After the hypomanic stage and my inital diagnosis of bipolar, I continued to be hypomanic until I started feeling depressed. The changes of medication were continual until we could find the right combination of medication so that I could feel better. Finally, the psychiatrist and I hit pay dirt, kinda, when I started taking Lamictal, Seroquel, and Celexa. The Celexa dose is increased or decreased depending on how I feel, more hypomanic or depressed. Lamictal is the medication that is the mood stabilizer for me. I am on 200 mg of Lamictal, Seroquel helps with both manic and depression. I am on 600 mg of Seroquel. The Celexa dose changes, but at the present time I am on 20 mg of Celexa and I'm feeling pretty good. I feel normal. I just started feeling "normal" just 3 weeks ago. I certainly had quite the roller coaster ride with medications and experiencing the ups and downs of bipolar. I always had to protect myself so that I would not put myself in a dangerous position. Knowing what would preciptate a hypomanic episode and a depressive episode has been quite the learning experience for me. Understanding that a depressive episode almost always follows a hypomanic episode, was eye opening. Making sure that I was protected in the event of a hypomanic or depressive episode was extremely important to me. I gave my psychiatrist's phone number to my dad and my sister. I reached out to several friends and told them what was going on and how I was feeling. They have been critical in knowing how I'm feeling for the day and have always made sure that I'm good.

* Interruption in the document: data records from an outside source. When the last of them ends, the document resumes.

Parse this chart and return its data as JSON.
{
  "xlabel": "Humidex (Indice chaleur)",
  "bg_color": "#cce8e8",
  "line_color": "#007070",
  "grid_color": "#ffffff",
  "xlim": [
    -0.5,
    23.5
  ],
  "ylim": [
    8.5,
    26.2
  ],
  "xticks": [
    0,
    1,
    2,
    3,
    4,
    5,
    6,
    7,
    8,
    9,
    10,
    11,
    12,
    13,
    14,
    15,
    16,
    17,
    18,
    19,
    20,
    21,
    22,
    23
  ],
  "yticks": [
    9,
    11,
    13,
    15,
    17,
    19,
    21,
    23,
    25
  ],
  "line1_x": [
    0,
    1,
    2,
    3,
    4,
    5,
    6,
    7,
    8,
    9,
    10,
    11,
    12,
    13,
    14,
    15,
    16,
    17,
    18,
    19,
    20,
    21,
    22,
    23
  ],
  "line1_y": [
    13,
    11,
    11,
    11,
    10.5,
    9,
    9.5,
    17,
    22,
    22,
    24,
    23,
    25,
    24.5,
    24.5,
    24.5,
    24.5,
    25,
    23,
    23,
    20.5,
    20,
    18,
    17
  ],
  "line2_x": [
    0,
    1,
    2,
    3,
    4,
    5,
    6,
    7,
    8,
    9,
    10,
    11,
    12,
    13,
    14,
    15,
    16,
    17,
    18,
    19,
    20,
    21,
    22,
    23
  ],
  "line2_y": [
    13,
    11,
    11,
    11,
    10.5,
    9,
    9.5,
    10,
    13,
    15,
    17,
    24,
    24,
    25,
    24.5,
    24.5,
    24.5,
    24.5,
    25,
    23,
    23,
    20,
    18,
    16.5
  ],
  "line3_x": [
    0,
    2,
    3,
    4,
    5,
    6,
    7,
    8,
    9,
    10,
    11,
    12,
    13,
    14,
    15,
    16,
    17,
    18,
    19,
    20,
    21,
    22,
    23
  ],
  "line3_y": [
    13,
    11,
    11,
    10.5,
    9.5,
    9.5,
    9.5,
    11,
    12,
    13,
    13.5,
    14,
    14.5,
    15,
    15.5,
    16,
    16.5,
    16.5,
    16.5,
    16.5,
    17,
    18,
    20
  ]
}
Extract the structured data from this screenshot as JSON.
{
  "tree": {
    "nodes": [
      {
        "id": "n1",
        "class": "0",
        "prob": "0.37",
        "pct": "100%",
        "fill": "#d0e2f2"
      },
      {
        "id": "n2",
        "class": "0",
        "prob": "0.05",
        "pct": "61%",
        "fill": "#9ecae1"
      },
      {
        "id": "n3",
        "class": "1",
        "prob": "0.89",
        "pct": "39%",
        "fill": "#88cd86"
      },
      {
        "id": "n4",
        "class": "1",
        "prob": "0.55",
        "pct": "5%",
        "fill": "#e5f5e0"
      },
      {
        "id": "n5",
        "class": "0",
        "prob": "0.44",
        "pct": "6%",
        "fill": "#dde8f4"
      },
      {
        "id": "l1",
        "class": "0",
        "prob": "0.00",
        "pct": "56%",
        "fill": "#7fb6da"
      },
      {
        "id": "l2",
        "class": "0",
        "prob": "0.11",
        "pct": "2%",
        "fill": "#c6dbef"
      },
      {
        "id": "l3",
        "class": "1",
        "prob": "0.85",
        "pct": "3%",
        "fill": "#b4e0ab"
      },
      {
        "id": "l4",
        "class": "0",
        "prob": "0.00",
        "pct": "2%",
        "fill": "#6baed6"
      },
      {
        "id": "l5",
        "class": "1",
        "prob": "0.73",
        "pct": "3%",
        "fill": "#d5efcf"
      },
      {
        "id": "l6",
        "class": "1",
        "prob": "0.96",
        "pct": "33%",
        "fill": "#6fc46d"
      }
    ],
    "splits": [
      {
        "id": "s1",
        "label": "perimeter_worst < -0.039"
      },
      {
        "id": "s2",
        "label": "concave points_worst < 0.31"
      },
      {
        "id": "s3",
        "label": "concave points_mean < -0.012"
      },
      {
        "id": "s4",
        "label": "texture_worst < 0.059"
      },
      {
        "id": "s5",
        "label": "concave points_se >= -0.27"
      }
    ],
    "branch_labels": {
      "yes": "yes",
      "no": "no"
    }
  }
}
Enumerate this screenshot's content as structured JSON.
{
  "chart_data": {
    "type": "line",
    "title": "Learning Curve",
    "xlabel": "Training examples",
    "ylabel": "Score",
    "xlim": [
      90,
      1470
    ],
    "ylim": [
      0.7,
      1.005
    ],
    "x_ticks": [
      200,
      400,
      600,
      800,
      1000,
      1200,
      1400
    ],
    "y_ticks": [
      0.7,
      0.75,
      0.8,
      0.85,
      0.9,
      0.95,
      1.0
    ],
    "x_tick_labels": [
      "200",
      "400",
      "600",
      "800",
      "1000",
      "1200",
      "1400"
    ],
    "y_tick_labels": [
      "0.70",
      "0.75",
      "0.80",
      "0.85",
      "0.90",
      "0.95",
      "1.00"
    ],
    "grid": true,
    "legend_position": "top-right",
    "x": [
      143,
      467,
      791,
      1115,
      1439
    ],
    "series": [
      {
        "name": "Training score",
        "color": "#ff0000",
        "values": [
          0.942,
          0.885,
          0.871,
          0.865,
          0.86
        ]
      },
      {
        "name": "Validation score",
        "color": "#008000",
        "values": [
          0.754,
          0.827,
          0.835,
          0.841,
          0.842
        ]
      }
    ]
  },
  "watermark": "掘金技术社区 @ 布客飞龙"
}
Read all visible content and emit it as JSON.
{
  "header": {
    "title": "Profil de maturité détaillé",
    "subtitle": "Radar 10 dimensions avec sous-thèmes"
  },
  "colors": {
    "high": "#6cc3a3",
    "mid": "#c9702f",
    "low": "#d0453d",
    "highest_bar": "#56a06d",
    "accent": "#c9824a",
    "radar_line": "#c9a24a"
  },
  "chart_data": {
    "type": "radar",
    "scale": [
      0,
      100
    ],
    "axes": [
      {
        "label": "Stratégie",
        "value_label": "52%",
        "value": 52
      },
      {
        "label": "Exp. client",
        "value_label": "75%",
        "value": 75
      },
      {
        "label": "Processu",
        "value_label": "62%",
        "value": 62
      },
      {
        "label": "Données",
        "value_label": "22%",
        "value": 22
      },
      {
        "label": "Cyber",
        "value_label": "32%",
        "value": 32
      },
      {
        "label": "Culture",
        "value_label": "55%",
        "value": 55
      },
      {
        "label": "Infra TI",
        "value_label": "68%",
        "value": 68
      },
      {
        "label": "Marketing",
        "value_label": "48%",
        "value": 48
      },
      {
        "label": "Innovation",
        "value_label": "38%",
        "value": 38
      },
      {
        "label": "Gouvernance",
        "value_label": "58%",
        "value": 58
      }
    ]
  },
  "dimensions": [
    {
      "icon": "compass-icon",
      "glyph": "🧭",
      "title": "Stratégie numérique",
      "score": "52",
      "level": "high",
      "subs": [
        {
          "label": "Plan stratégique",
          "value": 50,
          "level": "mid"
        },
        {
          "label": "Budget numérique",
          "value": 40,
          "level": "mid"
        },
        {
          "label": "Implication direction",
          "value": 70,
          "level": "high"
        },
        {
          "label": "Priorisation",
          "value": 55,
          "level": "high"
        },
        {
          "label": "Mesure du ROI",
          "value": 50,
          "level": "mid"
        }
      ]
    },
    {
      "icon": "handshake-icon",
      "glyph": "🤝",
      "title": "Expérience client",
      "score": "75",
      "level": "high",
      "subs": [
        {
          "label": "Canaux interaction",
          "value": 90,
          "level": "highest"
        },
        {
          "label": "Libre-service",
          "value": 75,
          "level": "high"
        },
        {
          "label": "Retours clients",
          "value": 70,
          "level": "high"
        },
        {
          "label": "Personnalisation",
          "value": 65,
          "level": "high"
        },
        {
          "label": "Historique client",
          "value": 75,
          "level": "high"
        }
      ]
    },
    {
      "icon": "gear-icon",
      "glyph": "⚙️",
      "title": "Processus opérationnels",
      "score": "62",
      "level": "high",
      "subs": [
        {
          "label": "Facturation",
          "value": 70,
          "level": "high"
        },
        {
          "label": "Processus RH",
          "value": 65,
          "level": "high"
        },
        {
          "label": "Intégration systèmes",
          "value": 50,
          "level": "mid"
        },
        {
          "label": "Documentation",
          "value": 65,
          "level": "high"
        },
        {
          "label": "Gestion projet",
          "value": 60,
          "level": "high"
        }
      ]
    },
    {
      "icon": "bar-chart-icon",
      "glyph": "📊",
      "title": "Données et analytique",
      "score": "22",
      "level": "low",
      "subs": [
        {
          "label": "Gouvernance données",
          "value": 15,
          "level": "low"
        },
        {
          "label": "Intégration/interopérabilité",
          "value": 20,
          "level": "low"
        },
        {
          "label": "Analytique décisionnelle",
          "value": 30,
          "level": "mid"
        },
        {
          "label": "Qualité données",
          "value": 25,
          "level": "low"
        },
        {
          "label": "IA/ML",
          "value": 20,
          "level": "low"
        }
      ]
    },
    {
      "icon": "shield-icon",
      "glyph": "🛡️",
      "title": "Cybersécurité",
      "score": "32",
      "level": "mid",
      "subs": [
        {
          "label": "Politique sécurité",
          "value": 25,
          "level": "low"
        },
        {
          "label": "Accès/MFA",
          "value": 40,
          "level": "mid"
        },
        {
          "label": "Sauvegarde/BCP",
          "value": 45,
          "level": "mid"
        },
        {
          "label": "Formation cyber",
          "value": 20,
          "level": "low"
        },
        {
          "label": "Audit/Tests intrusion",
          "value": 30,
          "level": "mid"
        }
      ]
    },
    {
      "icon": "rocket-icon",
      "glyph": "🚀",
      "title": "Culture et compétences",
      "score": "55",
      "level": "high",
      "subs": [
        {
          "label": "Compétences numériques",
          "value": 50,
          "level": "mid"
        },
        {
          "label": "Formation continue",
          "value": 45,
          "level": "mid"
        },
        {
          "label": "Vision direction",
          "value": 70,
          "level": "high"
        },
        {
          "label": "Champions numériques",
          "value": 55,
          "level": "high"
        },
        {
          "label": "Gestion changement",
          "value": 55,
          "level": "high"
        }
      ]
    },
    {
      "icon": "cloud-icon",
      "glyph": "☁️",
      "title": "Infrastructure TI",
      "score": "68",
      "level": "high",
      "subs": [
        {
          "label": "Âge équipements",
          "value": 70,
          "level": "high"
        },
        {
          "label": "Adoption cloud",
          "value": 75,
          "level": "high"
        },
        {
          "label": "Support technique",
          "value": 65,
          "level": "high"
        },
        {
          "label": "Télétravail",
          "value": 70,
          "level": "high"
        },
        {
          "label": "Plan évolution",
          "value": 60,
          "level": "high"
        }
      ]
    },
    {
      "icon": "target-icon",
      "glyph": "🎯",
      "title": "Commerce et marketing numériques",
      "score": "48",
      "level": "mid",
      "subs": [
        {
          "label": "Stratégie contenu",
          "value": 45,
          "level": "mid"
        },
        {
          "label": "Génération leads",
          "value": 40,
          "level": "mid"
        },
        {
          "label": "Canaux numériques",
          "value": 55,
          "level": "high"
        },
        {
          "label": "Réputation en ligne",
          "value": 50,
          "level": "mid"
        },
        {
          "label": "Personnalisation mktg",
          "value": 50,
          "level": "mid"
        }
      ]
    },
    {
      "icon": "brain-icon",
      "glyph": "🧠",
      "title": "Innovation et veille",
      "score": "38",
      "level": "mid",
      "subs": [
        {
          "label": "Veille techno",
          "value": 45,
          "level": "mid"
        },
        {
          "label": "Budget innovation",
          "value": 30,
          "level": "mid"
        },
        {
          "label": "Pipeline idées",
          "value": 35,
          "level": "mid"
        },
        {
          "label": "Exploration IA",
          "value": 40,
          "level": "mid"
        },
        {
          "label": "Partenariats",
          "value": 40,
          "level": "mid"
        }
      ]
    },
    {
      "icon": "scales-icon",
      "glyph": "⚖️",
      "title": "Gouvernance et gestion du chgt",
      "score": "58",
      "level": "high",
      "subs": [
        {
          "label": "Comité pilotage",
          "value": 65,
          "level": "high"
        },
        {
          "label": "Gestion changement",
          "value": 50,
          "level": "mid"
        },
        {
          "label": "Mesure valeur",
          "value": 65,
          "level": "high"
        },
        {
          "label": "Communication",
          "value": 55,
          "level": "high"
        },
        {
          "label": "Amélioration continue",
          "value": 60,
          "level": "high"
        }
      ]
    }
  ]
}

I think several things protected me as I was going through these ups and downs. I told close friends about what was going on with me. I told my family about my diagnosis. I gave phone numbers of who to contact to some family members. I was proactive in protecting myself. If I was feeling suicidal, I would not allow sharp objects near me, giving them to family members instead. If I was feeling hypomanic, I would take steps to protect my money and spending.
So, that's my story of my diagnosis of depression and bipolar. I hope I can help someone else who is looking for information.